Les actionnaires se frottent les mains. Leurs portefeuilles enregistrent de belles plus-values. Fort heureusement, l’Europe est aussi concernée, puisque cette année les indices du Vieux Continent surperforment ceux du Nouveau Monde. Malgré cela, le grand gagnant est une fois de plus l’épargnant américain. En effet, si un Allemand ayant investi sur un ETF répliquant l’indice DAX peut se vanter d’une performance en 2025 de 22,13 % en euro, l’Américain, ayant eu le courage de traverser l’Atlantique, remporte la palme avec une progression de 39,04 % dans sa monnaie sur ce même support d’investissement. Par quel tour de passe-passe a-t-il remporté la mise ? Tout simplement grâce à la baisse du dollar contre l’euro de plus de 13 %. Malheureusement pour notre voisin d’outre-Rhin, la réciproque n’est pas vraie, puisque son investissement dans un ETF S&P 500 s’est soldé par une performance négative de 5,34 % en euro, tandis que l’Américain profite d’une progression de 7,77 % dans sa devise. Cette dure loi de la chute du billet vert, tant voulue par le locataire de la Maison-Blanche, s’est bien matérialisée et favorise non seulement les épargnants, mais également les sociétés multinationales américaines. En effet, les entreprises européennes devront faire face à un impact fortement négatif sur leurs bénéfices, lié au change. Leurs homologues américaines profiteront d’un effet positif. La baisse de presque 10 % du dollar contre un panier de devises (selon l’indice DXY) permet aux indices mondiaux d’atteindre également des records. Ainsi, l’indice MSCI World en dollar a progressé cette année de 10,82 % en dollar, alors qu’il baisse de 1,86 % en euro. Cela explique la frustration actuelle des épargnants européens, ayant investi en actions étrangères.

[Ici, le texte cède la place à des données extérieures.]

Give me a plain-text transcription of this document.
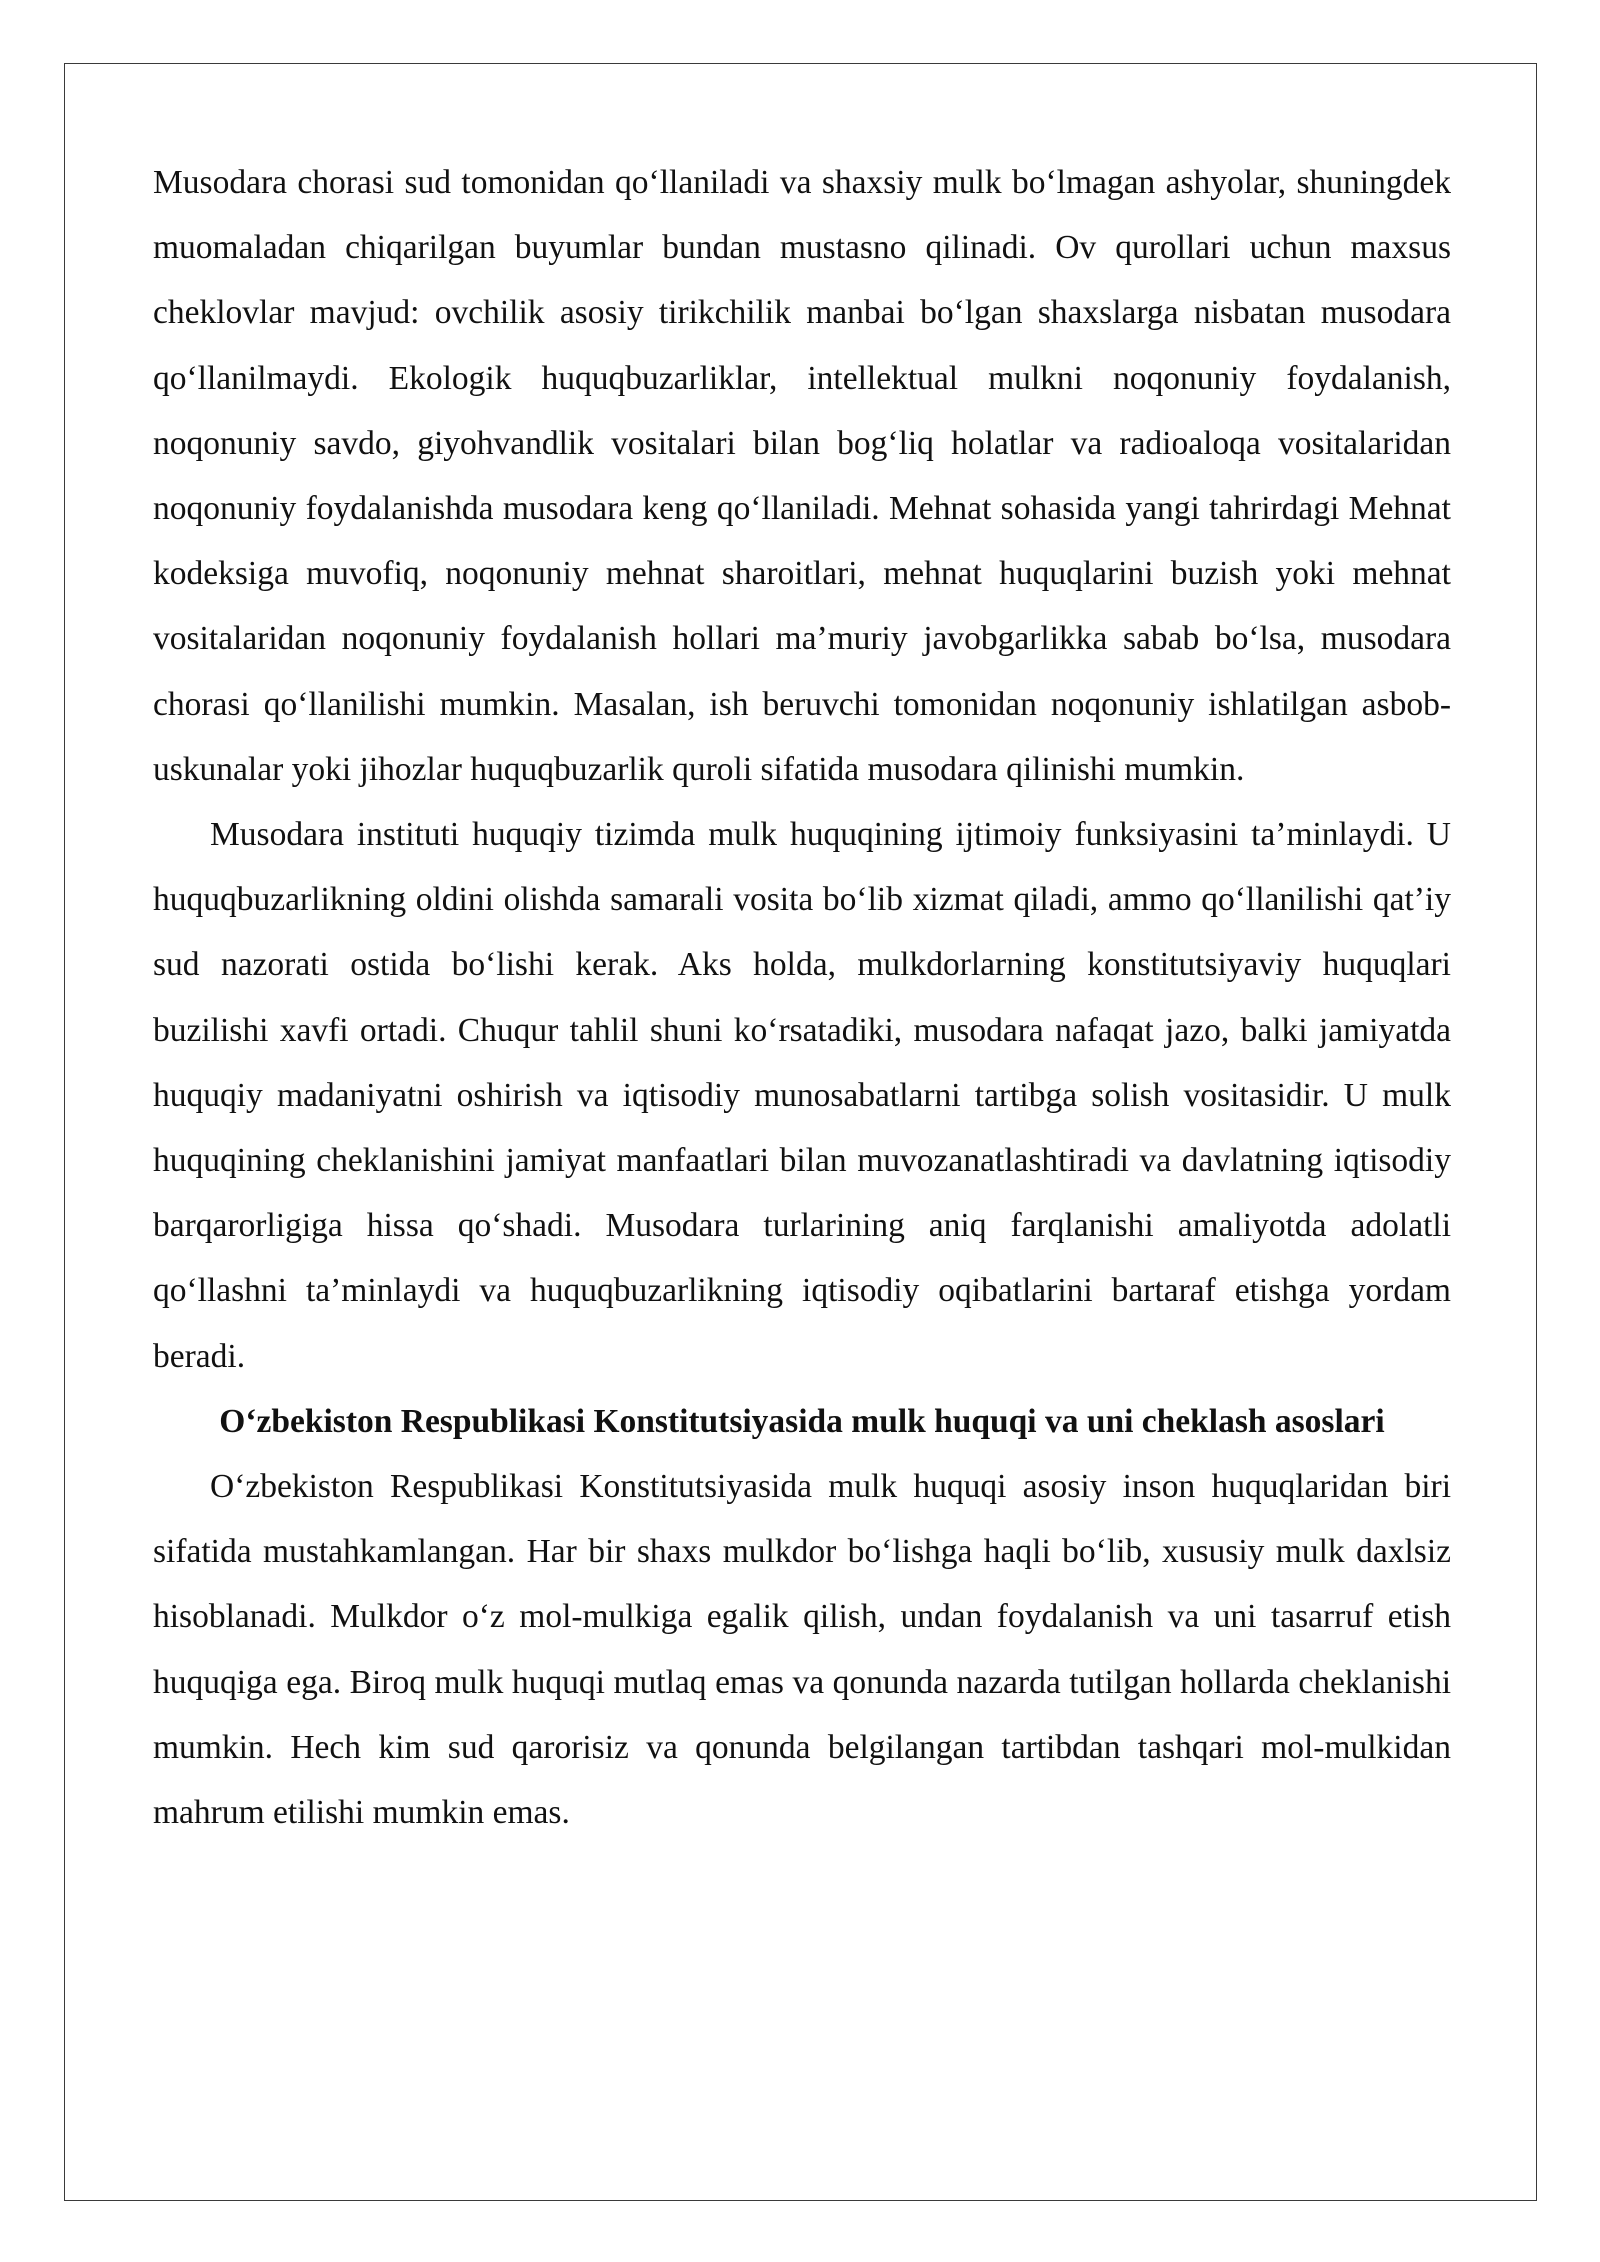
Musodara chorasi sud tomonidan qo‘llaniladi va shaxsiy mulk bo‘lmagan ashyolar, shuningdek muomaladan chiqarilgan buyumlar bundan mustasno qilinadi. Ov qurollari uchun maxsus cheklovlar mavjud: ovchilik asosiy tirikchilik manbai bo‘lgan shaxslarga nisbatan musodara qo‘llanilmaydi. Ekologik huquqbuzarliklar, intellektual mulkni noqonuniy foydalanish, noqonuniy savdo, giyohvandlik vositalari bilan bog‘liq holatlar va radioaloqa vositalaridan noqonuniy foydalanishda musodara keng qo‘llaniladi. Mehnat sohasida yangi tahrirdagi Mehnat kodeksiga muvofiq, noqonuniy mehnat sharoitlari, mehnat huquqlarini buzish yoki mehnat vositalaridan noqonuniy foydalanish hollari ma’muriy javobgarlikka sabab bo‘lsa, musodara chorasi qo‘llanilishi mumkin. Masalan, ish beruvchi tomonidan noqonuniy ishlatilgan asbob-uskunalar yoki jihozlar huquqbuzarlik quroli sifatida musodara qilinishi mumkin.

Musodara instituti huquqiy tizimda mulk huquqining ijtimoiy funksiyasini ta’minlaydi. U huquqbuzarlikning oldini olishda samarali vosita bo‘lib xizmat qiladi, ammo qo‘llanilishi qat’iy sud nazorati ostida bo‘lishi kerak. Aks holda, mulkdorlarning konstitutsiyaviy huquqlari buzilishi xavfi ortadi. Chuqur tahlil shuni ko‘rsatadiki, musodara nafaqat jazo, balki jamiyatda huquqiy madaniyatni oshirish va iqtisodiy munosabatlarni tartibga solish vositasidir. U mulk huquqining cheklanishini jamiyat manfaatlari bilan muvozanatlashtiradi va davlatning iqtisodiy barqarorligiga hissa qo‘shadi. Musodara turlarining aniq farqlanishi amaliyotda adolatli qo‘llashni ta’minlaydi va huquqbuzarlikning iqtisodiy oqibatlarini bartaraf etishga yordam beradi.

O‘zbekiston Respublikasi Konstitutsiyasida mulk huquqi va uni cheklash asoslari

O‘zbekiston Respublikasi Konstitutsiyasida mulk huquqi asosiy inson huquqlaridan biri sifatida mustahkamlangan. Har bir shaxs mulkdor bo‘lishga haqli bo‘lib, xususiy mulk daxlsiz hisoblanadi. Mulkdor o‘z mol-mulkiga egalik qilish, undan foydalanish va uni tasarruf etish huquqiga ega. Biroq mulk huquqi mutlaq emas va qonunda nazarda tutilgan hollarda cheklanishi mumkin. Hech kim sud qarorisiz va qonunda belgilangan tartibdan tashqari mol-mulkidan mahrum etilishi mumkin emas.
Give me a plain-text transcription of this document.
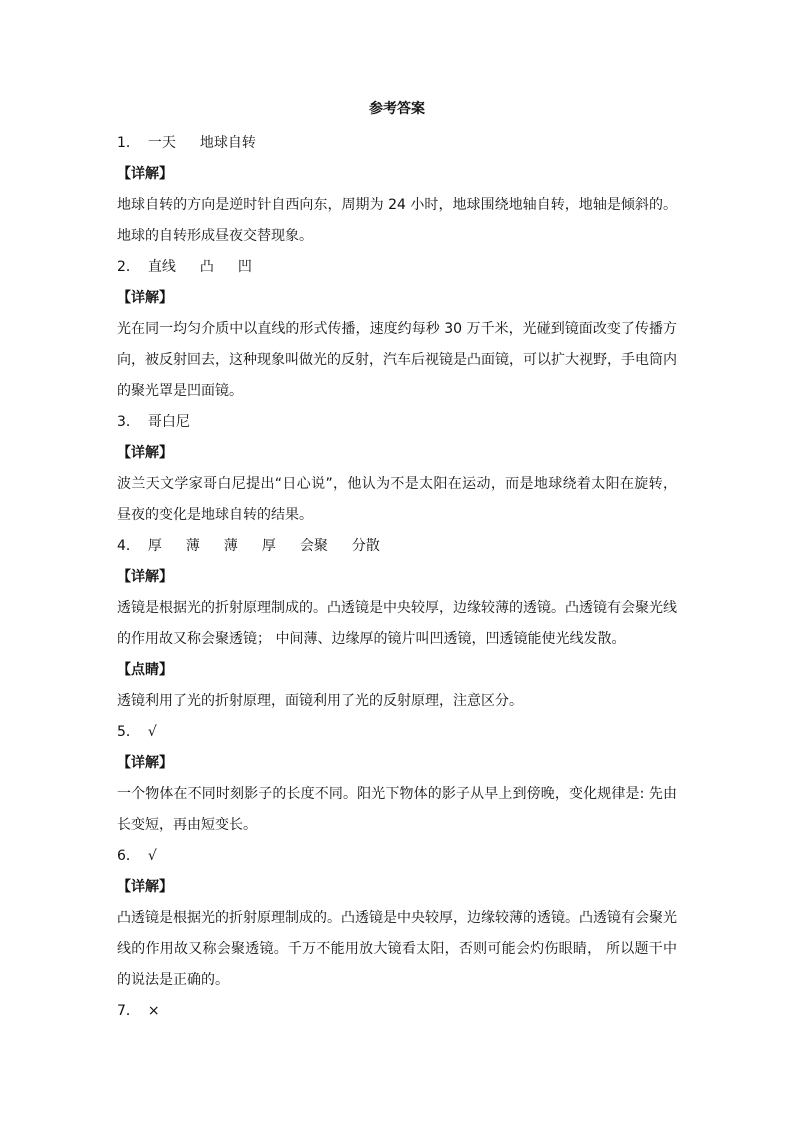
参考答案
1． 一天 地球自转
【详解】
地球自转的方向是逆时针自西向东，周期为 24 小时，地球围绕地轴自转，地轴是倾斜的。地球的自转形成昼夜交替现象。
2． 直线 凸 凹
【详解】
光在同一均匀介质中以直线的形式传播，速度约每秒 30 万千米，光碰到镜面改变了传播方向，被反射回去，这种现象叫做光的反射，汽车后视镜是凸面镜，可以扩大视野，手电筒内的聚光罩是凹面镜。
3． 哥白尼
【详解】
波兰天文学家哥白尼提出“日心说”，他认为不是太阳在运动，而是地球绕着太阳在旋转，昼夜的变化是地球自转的结果。
4． 厚 薄 薄 厚 会聚 分散
【详解】
透镜是根据光的折射原理制成的。凸透镜是中央较厚，边缘较薄的透镜。凸透镜有会聚光线的作用故又称会聚透镜； 中间薄、边缘厚的镜片叫凹透镜，凹透镜能使光线发散。
【点睛】
透镜利用了光的折射原理，面镜利用了光的反射原理，注意区分。
5． √
【详解】
一个物体在不同时刻影子的长度不同。阳光下物体的影子从早上到傍晚，变化规律是: 先由长变短，再由短变长。
6． √
【详解】
凸透镜是根据光的折射原理制成的。凸透镜是中央较厚，边缘较薄的透镜。凸透镜有会聚光线的作用故又称会聚透镜。千万不能用放大镜看太阳，否则可能会灼伤眼睛， 所以题干中的说法是正确的。
7． ×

Quel est l’impact des marchés financiers américains sur l’économie réelle ?

C’est un sujet qui revient régulièrement sur la table lors des phases excessives de baisse et de hausse de la bourse. Il existe bien un lien, mais son importance dépend aussi de plusieurs autres facteurs concomitants. Ainsi, le cas d’école du krach de 1987 (23 % de baisse de l’indice S&P 500 au 4e trimestre) démontre qu’une forte correction des marchés actions sans réelle propagation peut avoir un effet négatif très limité, car à l’époque aucune récession n’avait été observée. À l’inverse, la crise financière de 2008 avait eu comme origine une crise immobilière liée aux crédits dits subprimes. L’effondrement d’un secteur, représentant alors 13 % de l’économie américaine, se propagea en crise financière, avec la faillite de plusieurs institutions financières, ainsi que des pertes et des dépréciations d’actifs de plus de 1 300 milliards de dollars. Le tout avec à la clé une forte augmentation du chômage et une baisse du PIB durant quatre trimestres.

Que se passe-t-il quand les marchés sont au zénith, comme aujourd’hui ?

Selon une étude de JP Morgan intitulée « Le marché financier et le comportement financier des ménages », les dépenses des 12 millions d’utilisateurs actifs de cartes de crédit Chase augmentent de presque 1 % dans les quatre mois suivant une hausse de 10 % de l’indice S&P 500. Cette donnée a été recensée entre 2011 et 2020. Ce chiffre semble élevé, mais concerne seulement un titulaire de compte sur six, avec de fortes disparités entre les hommes et les femmes et les revenus du foyer. Un homme dépense 40 % de plus que les femmes, voire le double chez les foyers les plus aisés. Le fait intéressant est que les non-investisseurs dépensent également plus, ce qui signifie que l’impact est plus généralisé, que ce soit chez les actionnaires ou non. Par conséquent, après avoir fait passer la grande loi de finance, qui devrait doper la croissance de 0,90 % en 2026, Donald Trump est en passe de gagner la bataille psychologique de l’épargnant américain. Il lui reste à gagner sa guerre commerciale et faire baisser les taux d’intérêts de la Fed et sa victoire sera totale.